Medical history could be classified into many categories. There are some related medical histories in the datasets, like stroke and diabetes.
Referring back to the feature importance graph of the Framingham dataset would be helpful.



In this plot, diabetes has a higher importance than stroke. This tells people that if being diagnosed with diabetes, they will need to be very careful of their body.

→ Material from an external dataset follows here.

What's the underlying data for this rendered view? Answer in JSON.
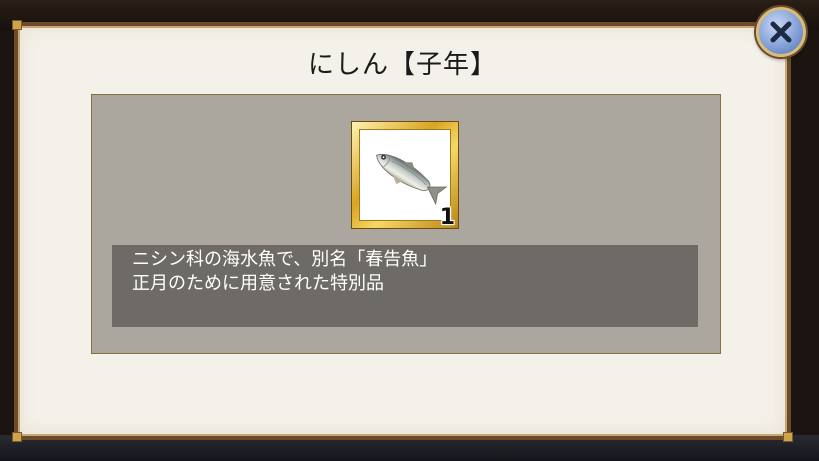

After learning which factors are important, it's essential to find out how to stay healthy according to the variable importances that are just went over.
First, there are two things that people can not change. One is age and the other is sex. If people are getting older especially whey they are males, they have to be careful maybeing doing body check periodically will minize their risks.
Smoking is a bad habit and it's hard to quit. However, reducing the number of cigrettes smoked per day is necessary if it's too difficult to quit smoking. Smoking no more than 10 cigarettes per day will reduce the risks.
If people ever experienced any kind of chest pain, they need to stay alert especially. Chest pains can be the symptoms of early heart attack. Not staying up late and excersing too much are crucial.
People who are diagnosed with diabetes will have a higher risk, so they have to control their diet to stay away from diabetes in order to minimize their risks.

Health is a big issue that people can not neglect. People have to be alert from now not after being diagnosed as there is no way of going back. If you ever felt uncomfortable, please go to the doctor. Sometimes it takes just a few seconds to take one's life.